The more detailed your records are, the better your dosage estimates are likely to be.

  • More information on good practice for recording blood glucose results and downloadable diary sheets can be found on the blood glucose diary page.

Carbohydrate counting

Knowing what’s in the food you eat is half the battle of diabetes control.

Carbohydrates tend to be the largest factor accounting for changes in blood sugar.

It’s worth noting that proteins can also affect sugar levels as well.

Insulin adjustment

When you’ve spotted a need to adjust your insulin you’ll then need to decide how to change your insulin doses.

If you take both short term and long term insulin you need to factor in the fact that short and long term act in conjunction with each other and work out whether it is the long or short term insulin that needs to change.

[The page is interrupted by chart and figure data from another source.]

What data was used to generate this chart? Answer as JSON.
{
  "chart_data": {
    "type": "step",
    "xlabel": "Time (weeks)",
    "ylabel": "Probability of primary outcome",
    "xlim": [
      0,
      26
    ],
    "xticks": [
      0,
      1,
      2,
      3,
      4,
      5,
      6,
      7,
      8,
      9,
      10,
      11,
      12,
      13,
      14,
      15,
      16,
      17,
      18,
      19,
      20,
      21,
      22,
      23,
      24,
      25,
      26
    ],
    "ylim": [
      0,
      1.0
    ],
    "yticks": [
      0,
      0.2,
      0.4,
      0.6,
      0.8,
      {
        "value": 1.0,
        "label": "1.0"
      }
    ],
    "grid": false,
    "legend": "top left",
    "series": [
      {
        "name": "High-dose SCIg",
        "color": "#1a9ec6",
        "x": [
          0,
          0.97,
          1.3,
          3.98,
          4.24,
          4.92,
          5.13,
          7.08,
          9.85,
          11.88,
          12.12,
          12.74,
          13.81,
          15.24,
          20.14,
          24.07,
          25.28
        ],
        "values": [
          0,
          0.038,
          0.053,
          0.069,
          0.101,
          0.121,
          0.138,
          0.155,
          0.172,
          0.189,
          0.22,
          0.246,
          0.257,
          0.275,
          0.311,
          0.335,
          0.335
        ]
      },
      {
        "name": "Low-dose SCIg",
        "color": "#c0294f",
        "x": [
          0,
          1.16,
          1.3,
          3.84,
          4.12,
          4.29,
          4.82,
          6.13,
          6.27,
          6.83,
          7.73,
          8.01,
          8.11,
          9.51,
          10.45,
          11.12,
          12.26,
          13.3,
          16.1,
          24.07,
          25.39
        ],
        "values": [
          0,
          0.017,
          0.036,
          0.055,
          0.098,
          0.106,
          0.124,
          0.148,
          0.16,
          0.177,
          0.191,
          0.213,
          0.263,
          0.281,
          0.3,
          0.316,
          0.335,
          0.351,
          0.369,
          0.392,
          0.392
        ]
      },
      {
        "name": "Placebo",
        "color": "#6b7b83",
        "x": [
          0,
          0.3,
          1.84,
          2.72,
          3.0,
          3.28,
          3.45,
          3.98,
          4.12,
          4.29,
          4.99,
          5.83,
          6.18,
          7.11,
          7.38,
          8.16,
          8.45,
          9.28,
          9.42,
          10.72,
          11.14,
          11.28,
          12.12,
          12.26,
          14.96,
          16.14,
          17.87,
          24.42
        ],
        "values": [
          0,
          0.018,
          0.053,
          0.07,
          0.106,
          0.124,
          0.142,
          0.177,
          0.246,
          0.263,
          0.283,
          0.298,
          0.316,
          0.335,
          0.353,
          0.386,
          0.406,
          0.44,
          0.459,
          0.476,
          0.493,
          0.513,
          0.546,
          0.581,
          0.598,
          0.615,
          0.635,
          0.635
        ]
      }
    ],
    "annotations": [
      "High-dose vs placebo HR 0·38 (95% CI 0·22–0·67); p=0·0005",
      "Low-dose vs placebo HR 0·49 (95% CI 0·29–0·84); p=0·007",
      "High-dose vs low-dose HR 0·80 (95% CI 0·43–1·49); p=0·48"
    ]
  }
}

Unless you are confident with self-adjusting insulin, it’s recommended to factor in dosage changes gradually as making larger adjustments could lead to an increased chance of dosing error.

Help, I can’t get my blood sugar under control

If you feel you can’t get anything right, don’t give up; instead look to build up an understanding.

This can take a long time, so don’t be disappointed if you don’t see instant results, just keep working at building your knowledge.

If you need advice from others who’ve lived and dealt with adjusting insulin for years, ask the Diabetes Forum.

Dose adjustment courses

A lot of people report to find carbohydrate counting and dose adjustment diabetes courses, such as DAFNE, to be very helpful for blood sugar management. In most cases, your healthcare team will be happy to book you onto one.